Der Germanist Thomas Levin von der Princeton University ist nicht nur international renommierter Medien- und Kulturtheoretiker, sondern auch produktiver Übersetzer, Herausgeber und Kurator. In Berlin bereicherte der vielseitige Wissenschaftler als Einstein Visiting Fellow die Friedrich Schlegel Graduiertenschule für literaturwissenschaftliche Studien. Die Graduiertenschule konnte von seinem Wissen im Bereich Film, Video und anderer visueller Künste profitieren.
»Ich betreibe akustische Spurensuche«
Schallplatten wurden auch für Sprachaufnahmen genutzt?
Ja, Anfang der 30er bis Ende der 50er Jahre war das Grammofon als Sprachaufzeichnungsgerät sehr weit verbreitet. In Europa, in Nord- und Südamerika, aber auch anderswo gab es Aufnahmekabinen in Postämtern, Bahnhöfen, Vergnügungsparks, und eine stand sogar im 86. Stock des Empire State Buildings! Großbürgerliche Haushalte hatten oft ein eigenes Gerät für Sprachaufnahmen.

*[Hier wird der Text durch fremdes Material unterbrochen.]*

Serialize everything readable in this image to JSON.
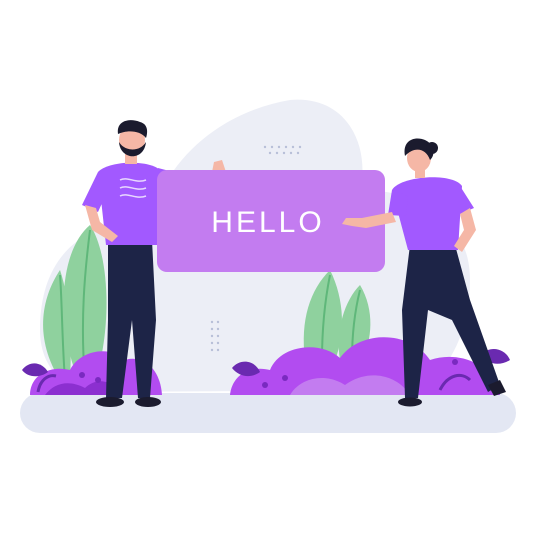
{
  "sign": {
    "text": "HELLO"
  },
  "colors": {
    "blob": "#eceef6",
    "ground": "#e3e7f3",
    "purple": "#a259ff",
    "purple_light": "#c37cf0",
    "purple_dark": "#7a3fd0",
    "bush": "#b24cf0",
    "bush_dark": "#8c2fd0",
    "leaf_green": "#8fd19e",
    "leaf_green_dark": "#5fb77a",
    "pants": "#1d2447",
    "skin": "#f5b7a6",
    "hair": "#1b1b2e"
  },
  "icons": [
    "man-figure",
    "woman-figure",
    "hello-sign",
    "plant-left",
    "plant-right",
    "bush-left",
    "bush-right"
  ]
}
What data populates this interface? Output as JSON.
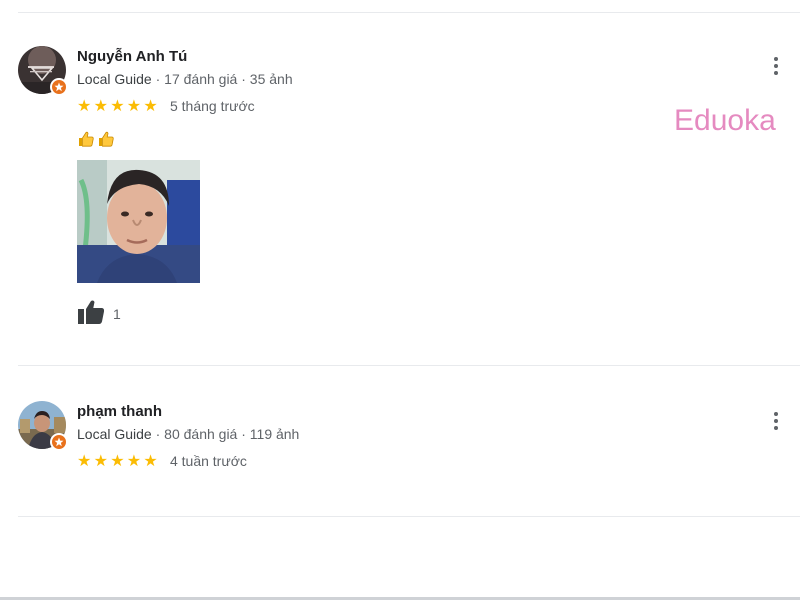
{
  "reviews": [
    {
      "name": "Nguyễn Anh Tú",
      "guide_label": "Local Guide",
      "stats": " · 17 đánh giá · 35 ảnh",
      "stars": 5,
      "date": "5 tháng trước",
      "text_icons": [
        "thumbs-up-emoji",
        "thumbs-up-emoji"
      ],
      "has_photo": true,
      "likes": "1"
    },
    {
      "name": "phạm thanh",
      "guide_label": "Local Guide",
      "stats": " · 80 đánh giá · 119 ảnh",
      "stars": 5,
      "date": "4 tuần trước",
      "text_icons": [],
      "has_photo": false,
      "likes": ""
    }
  ],
  "watermark": {
    "text": "Eduoka",
    "color": "#e58ac0"
  },
  "icons": {
    "star": "star-icon",
    "more": "more-vert-icon",
    "like": "thumb-up-icon",
    "badge": "local-guide-badge-icon"
  },
  "colors": {
    "star": "#fbbc04",
    "badge": "#e8711c",
    "secondary_text": "#5f6368"
  }
}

Viele dieser Aufzeichnungen wurden als akustische Briefe per Post verschickt. Meine Einstein-Forschergruppe befasst sich mit der Rekonstruktion dieser Kulturgeschichte der grammofonischen Post. Für mich hat alles vor ein paar Jahren begonnen, als ich auf dem Flohmarkt einen Umschlag mit einer merkwürdigen Scheibe aus Aluminium fand, die in einem Briefumschlag steckte. Meine Recherchen ergaben, dass es sich um einen ehemals weit verbreiteten Typus der Schallplatte handelte, der von der Mediengeschichte aber bisher nicht beachtet worden war. Am Anfang unseres Projekts ging es daher zunächst einmal darum, solche Schallplattenbriefe zu sammeln, zu katalogisieren, einzuscannen und zu digitalisieren. Das so entstandene Tonarchiv dient mir nun als Grundlage für meine kulturgeschichtliche Studie.
Was ist das Besondere an diesem Tonarchiv?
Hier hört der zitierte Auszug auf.